1. Conduct a comprehensive network architecture review to document all current network zones, VLAN assignments, and inter-zone traffic flows using network topology diagrams and firewall rule analysis
2. Design a segmentation strategy based on asset classification: separate user workstations, production servers, database tier, management networks, DMZ, development/test, and any regulated environments (PCI CDE, HIPAA) into distinct network segments
3. Implement microsegmentation using next-generation firewalls, software-defined networking (SDN), or host-based firewalls (Windows Firewall with Advanced Security, iptables/nftables) to enforce granular access controls between segments
4. Restrict inter-VLAN routing to only explicitly approved traffic flows, following a default-deny approach where all traffic between zones is blocked unless there is a documented business justification
5. Isolate all management interfaces (IPMI, iDRAC, iLO, switch/router management, hypervisor management) on a dedicated out-of-band management network accessible only from authorised jump boxes
6. Deploy network access control (NAC) solutions to enforce device authentication and authorisation before granting network access, ensuring only approved devices reach their assigned segments
7. Implement regular segmentation testing (at least annually and after any significant network changes) to verify that controls are functioning as intended, as required by PCI DSS
8. Monitor east-west traffic for anomalous patterns using network detection and response (NDR) tools or flow analysis to detect attempts to traverse segment boundaries

Network segmentation testing should begin from each identified network zone to determine what other zones and systems are reachable. From a compromised workstation or a testing laptop placed in the user VLAN, perform comprehensive port scanning against server subnets, management networks, database networks, and any regulated environments: nmap -sT -Pn -p 21,22,23,80,135,139,443,445,1433,3306,3389,5432,5900,8080,8443 -oA segtest server_subnet. Use masscan for rapid large-scale scanning: masscan 10.0.0.0/8 -p445,3389,22 --rate 10000 -oG segtest.gnmap.

Document all reachable services from each zone and compare the results against the organisation's documented network segmentation policy and firewall rules. Key indicators of insufficient segmentation include: user workstations able to reach database ports (1433, 3306, 5432), any system able to reach management interfaces (IPMI port 623, iDRAC/iLO on 443), cross-environment access (development to production), and DMZ hosts able to initiate connections to internal network segments.

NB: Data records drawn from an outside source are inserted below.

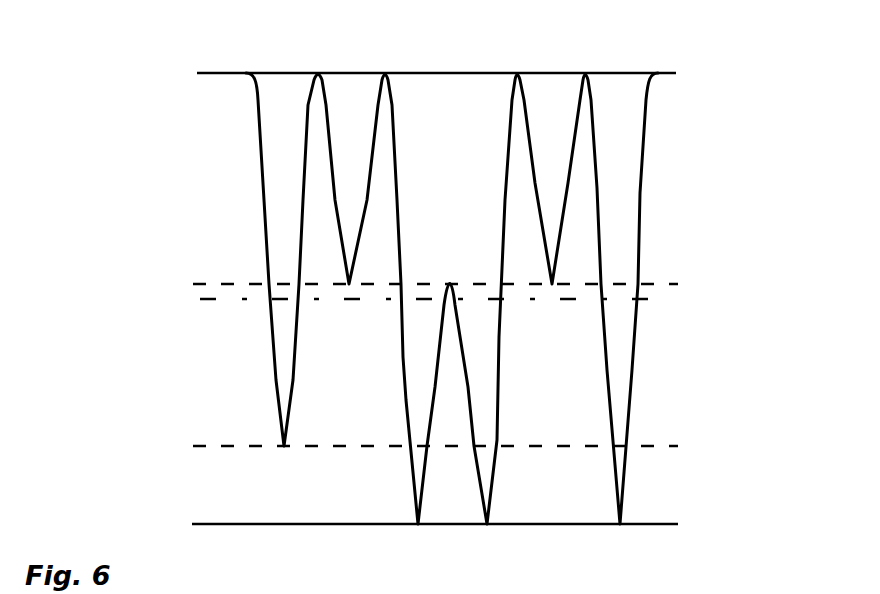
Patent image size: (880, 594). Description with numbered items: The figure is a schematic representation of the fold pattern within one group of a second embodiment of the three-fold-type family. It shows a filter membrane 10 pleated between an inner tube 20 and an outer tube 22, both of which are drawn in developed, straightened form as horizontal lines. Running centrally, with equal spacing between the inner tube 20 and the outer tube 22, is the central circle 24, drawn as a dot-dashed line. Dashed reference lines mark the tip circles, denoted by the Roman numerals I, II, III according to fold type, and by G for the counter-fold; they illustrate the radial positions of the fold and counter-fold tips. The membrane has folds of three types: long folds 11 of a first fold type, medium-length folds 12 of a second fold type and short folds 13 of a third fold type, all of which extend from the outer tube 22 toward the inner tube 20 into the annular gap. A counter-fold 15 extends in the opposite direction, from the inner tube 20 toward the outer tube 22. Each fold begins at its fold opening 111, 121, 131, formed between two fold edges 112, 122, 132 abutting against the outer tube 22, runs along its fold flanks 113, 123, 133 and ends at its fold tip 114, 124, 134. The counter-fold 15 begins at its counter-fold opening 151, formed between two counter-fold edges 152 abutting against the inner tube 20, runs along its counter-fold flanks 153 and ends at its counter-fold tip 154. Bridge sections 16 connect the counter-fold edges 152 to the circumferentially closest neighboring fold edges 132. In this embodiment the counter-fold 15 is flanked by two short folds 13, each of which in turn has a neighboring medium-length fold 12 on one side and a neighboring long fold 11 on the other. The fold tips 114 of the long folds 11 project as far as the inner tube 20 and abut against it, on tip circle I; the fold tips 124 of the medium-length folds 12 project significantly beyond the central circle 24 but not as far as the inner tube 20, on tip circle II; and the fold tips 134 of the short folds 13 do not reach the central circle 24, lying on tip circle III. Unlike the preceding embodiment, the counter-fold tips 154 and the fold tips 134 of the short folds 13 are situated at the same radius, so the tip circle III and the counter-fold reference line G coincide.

The filter membrane 10 is at (276, 369).
The fold of a first fold type 11 is at (615, 131).
The fold of a second fold type 12 is at (284, 340).
The fold of a third fold type 13 is at (550, 194).
The counter-fold 15 is at (451, 312).
The bridge section 16 is at (499, 337).
The inner tube 20 is at (215, 524).
The outer tube 22 is at (197, 73).
The central circle 24 is at (667, 299).
The fold opening 111 is at (627, 92).
The fold edge 112 is at (253, 73).
The fold flank 113 is at (639, 193).
The fold tip 114 is at (620, 524).
The fold opening 121 is at (285, 84).
The fold edge 122 is at (318, 73).
The fold flank 123 is at (264, 199).
The fold tip 124 is at (284, 446).
The fold opening 131 is at (360, 89).
The fold edge 132 is at (385, 73).
The fold flank 133 is at (336, 199).
The fold tip 134 is at (349, 284).
The counter-fold opening 151 is at (460, 498).
The counter-fold edge 152 is at (418, 524).
The counter-fold flank 153 is at (468, 387).
The counter-fold tip 154 is at (451, 282).
The tip circle of the first fold type I is at (665, 524).
The tip circle of the second fold type II is at (668, 446).
The tip circle of the third fold type III is at (643, 283).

Use traceroute to identify whether traffic between zones passes through a filtering device: traceroute -T -p 445 target_ip.

For advanced testing, attempt to pivot through compromised systems to reach otherwise segmented networks. Use SSH tunnelling (ssh -D 9050 user@pivot_host), Chisel (chisel server -p 8080 --reverse and chisel client pivot_ip:8080 R:socks), or Ligolo-ng to establish tunnels through compromised hosts. Test whether the segmentation can be bypassed through allowed protocols such as DNS tunnelling (using dnscat2 or iodine) or ICMP tunnelling. Document each segment boundary that was tested, whether it was effective, and the specific traffic flows that should be restricted but were found to be permitted.